Well, yes, we have lots of thoughts around this, right? We want to be the leader in this space by offering the absolute greenest batteries on a life cycle basis that is offered into the marketplace. Our initial ambition of an 80% reduction in CO2 footprint along the value chain has been articulated. The sort of value that that could represent relative to our production footprint is indicated in this presentation. If you think about the current ETS prices in Europe and assume that they are representative of a value attribution to that CO2 reduction, you can see a ±$6 per kWh savings, if you like, and/or value that is generating from the lower CO2 footprint.
Now from our perspective, given what is out today from the IPCC, on the sort of impact of climate change, all of this will just create more momentum around firmer carbon prices, carbon tariffs, carbon walls, decarbonization efforts. Exactly how those CO2 footprint reductions will manifest itself along the value chain is still somewhat unclear.
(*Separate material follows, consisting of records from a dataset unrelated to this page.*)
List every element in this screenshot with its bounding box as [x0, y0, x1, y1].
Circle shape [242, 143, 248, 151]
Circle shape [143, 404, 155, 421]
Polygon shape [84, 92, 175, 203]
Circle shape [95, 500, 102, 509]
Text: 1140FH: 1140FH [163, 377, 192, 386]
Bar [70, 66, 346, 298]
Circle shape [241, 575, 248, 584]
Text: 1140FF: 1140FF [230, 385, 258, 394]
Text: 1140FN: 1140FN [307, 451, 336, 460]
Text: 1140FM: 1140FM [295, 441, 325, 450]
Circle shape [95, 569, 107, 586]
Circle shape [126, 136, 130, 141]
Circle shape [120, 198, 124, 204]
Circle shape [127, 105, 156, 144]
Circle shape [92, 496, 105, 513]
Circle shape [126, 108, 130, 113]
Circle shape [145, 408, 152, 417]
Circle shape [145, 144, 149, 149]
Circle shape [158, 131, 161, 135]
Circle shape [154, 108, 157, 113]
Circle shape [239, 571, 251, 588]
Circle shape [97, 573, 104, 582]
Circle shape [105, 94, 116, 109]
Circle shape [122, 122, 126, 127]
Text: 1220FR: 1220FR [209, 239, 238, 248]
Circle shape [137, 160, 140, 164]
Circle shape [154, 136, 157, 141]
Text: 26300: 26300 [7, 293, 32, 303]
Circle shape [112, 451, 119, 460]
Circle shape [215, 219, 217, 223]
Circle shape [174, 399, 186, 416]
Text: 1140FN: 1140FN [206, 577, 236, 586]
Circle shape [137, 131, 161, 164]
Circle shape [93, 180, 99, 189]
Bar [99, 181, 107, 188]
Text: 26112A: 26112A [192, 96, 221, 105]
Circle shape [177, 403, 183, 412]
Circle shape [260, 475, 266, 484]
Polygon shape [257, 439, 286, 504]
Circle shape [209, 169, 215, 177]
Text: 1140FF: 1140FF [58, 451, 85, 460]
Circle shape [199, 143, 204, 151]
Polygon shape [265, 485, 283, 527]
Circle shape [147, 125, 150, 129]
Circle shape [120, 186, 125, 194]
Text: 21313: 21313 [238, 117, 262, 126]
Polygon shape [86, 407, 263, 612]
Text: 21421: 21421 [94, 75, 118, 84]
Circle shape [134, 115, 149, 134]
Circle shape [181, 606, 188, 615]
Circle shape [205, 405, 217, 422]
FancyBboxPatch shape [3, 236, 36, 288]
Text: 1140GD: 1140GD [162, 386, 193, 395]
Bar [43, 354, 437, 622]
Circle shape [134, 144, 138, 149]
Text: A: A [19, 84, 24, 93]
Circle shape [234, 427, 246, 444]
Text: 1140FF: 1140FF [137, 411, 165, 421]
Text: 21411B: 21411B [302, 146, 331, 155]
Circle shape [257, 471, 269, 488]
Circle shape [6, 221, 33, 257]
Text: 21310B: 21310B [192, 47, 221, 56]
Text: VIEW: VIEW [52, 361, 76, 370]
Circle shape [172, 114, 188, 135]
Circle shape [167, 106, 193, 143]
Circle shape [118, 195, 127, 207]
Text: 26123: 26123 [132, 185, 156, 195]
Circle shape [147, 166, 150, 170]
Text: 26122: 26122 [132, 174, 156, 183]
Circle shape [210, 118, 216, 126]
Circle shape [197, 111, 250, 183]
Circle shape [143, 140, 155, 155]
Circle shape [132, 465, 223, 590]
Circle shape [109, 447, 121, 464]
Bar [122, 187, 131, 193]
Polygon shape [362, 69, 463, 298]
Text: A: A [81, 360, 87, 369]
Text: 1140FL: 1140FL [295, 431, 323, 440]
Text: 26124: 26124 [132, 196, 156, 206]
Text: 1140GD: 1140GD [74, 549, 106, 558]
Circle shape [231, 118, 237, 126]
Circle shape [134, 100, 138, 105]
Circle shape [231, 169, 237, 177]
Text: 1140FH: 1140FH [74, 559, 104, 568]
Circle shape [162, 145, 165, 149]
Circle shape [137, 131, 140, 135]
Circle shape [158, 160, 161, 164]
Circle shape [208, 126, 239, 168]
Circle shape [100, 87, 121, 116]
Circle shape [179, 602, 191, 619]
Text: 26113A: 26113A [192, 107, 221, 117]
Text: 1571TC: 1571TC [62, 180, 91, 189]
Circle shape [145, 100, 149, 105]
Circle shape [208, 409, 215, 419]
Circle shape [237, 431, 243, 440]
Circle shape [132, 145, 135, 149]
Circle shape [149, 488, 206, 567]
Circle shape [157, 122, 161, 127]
Of course, if we're thinking about half a billion dollars in value, at an 83 GWh capacity to be shared in some way between where you are participating in the value chain, the upside is obviously quite significant. This sort of underlines, you know, what we have been saying all along, that if batteries are meant to be the core catalyst for decarbonizing transportation and energy systems globally, they themselves need to be decarbonized.
We are now seeing an increasing financial and return sort of impetus around that as well. We will obviously be guiding and updating the market on where we're seeing that moving as we are progressing to the 80% reduction and beyond. Over time, we do believe that having more and more decarbonized battery cell manufacturing capacity and better and better battery solutions will enable the harder to abate parts of that value chain to also be decarbonized. With a localized and decarbonized raw material supply chain into the same, it is not impossible to envisage an earlier net zero ambition across that entire supply chain.
With our earlier estimates of around 80 kilograms of CO2 per kilowatt hour of battery produced, it's just basic math that sort of allows you to indicate what the value of that sort of becomes. We believe it's significant, and it has to be significant to ensure that we can speed up and accelerate a broader rollout of decarbonized battery cell solutions.
Thank you.
Thank you. As there are no further questions in the queue, I'll hand back to Tom for the closing comments.
Thank you, Mark, and thank you everybody for your interest. We're looking forward to catching up with you on the road or virtually this quarter. We will talk to you soon, and please don't hesitate to follow up if you have further questions today or later this week. Thanks and take care.